Dünya ülkeleri arasındaki hayat standartlarının her ülke bakımından farklılık arz etmesi ve özellikle üçüncü dünya ülkelerinde insanların yaşamakta olduğu ekonomik sorunlar, bu ülkelerde uygulanan baskıcı yönetimler, ülkelerde yaşanan iç savaşlar, coğrafi olumsuzluklar dolayısıyla insanlar, yaşamakta oldukları vatandaşlık bağı ile bağlı oldukları ülkelerden ayrılarak sosyal ve ekonomik bakımdan daha ileride olan ülkelerde yaşamak istemektedirler. Bu isteklerin sonucunda ise insanlar genellikle daha iyi şartlarda yaşayacaklarını düşündükleri bu ülkelere yasadışı yollardan girmeyi veyahut bu ülkelere yasal yollardan girmesine rağmen yasal süresi içerisinde ülkeyi terk etmemeyi tercih etmektedirler. Bunun neticesinde de ülkeler bu kontrolsüz göç akımını engellemek amacıyla ceza mevzuatlarında “göçmen kaçakçılığı” suçuna yer vermekte ve bu hususta gerekli düzenlemeleri yapmaktadır.

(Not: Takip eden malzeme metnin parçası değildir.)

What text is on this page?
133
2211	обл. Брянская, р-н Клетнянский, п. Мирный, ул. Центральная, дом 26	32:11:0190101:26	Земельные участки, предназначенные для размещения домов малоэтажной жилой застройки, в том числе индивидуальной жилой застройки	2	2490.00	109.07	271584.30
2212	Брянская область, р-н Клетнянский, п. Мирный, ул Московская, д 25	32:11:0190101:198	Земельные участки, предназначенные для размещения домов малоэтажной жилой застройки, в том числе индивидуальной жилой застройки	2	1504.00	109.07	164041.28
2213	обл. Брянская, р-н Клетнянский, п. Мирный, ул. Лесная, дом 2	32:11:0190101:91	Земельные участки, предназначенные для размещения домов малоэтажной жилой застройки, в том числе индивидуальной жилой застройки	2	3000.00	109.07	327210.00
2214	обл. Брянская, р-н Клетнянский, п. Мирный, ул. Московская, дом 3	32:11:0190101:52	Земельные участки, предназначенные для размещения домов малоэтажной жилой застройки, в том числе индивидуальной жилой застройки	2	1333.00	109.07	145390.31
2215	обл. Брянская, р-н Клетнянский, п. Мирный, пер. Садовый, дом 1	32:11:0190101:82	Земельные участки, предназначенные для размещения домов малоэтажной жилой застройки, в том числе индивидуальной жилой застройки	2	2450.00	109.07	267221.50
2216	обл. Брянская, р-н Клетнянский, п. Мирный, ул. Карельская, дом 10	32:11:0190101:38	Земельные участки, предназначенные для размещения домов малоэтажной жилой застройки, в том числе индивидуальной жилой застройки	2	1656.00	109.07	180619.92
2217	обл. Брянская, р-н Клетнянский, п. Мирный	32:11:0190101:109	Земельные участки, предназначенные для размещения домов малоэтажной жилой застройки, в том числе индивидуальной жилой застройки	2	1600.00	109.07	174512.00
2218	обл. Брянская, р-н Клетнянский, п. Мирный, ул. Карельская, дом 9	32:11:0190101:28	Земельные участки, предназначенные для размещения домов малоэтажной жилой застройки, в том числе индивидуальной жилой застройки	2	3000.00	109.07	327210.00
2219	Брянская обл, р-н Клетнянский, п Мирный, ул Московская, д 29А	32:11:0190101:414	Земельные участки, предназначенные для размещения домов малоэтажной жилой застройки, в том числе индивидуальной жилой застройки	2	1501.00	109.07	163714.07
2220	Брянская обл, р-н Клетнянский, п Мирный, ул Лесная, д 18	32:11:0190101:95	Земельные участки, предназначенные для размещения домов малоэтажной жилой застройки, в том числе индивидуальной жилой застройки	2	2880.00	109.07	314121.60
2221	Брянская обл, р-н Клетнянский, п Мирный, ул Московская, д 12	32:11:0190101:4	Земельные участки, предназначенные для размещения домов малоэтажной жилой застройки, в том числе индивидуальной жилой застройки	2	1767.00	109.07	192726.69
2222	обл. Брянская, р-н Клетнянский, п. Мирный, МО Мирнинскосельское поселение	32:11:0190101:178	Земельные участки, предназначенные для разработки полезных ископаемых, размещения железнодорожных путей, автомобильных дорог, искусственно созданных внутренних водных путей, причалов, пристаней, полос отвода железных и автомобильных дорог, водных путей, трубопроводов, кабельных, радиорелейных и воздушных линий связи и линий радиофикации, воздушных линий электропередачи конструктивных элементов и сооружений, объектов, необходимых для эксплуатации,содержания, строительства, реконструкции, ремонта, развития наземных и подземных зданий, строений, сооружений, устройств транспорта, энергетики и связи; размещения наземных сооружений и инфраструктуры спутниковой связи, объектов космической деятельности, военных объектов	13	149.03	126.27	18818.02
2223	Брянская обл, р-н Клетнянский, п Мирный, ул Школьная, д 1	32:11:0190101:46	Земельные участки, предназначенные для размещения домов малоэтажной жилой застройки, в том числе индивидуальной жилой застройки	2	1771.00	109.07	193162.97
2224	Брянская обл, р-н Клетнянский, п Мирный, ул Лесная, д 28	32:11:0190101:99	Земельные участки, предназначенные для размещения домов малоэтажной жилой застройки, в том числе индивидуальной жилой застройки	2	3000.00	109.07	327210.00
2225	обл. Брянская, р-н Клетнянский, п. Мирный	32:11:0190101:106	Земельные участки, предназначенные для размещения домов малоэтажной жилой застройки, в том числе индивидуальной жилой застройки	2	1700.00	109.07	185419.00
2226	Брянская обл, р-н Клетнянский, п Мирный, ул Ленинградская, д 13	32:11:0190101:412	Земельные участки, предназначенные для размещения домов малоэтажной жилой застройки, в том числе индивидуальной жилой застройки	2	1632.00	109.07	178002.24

Göçmen kaçakçılığını genel olarak illegal yollardan organize eden insan kaçakçılığı şebekeleri menfaat karşılığından bu işlere girişmektedir.
Göçmen Kaçakçılığı Suçu; Haziran 2005’de yürürlüğe girmiş olan 5237 sayılı Türk Ceza Kanunu’nun, “Uluslararası Suçlar” başlıklı birinci kısmının, “Göçmen Kaçakçılığı ve İnsan Ticareti” başlıklı ikinci bölümünde düzenlenmiştir.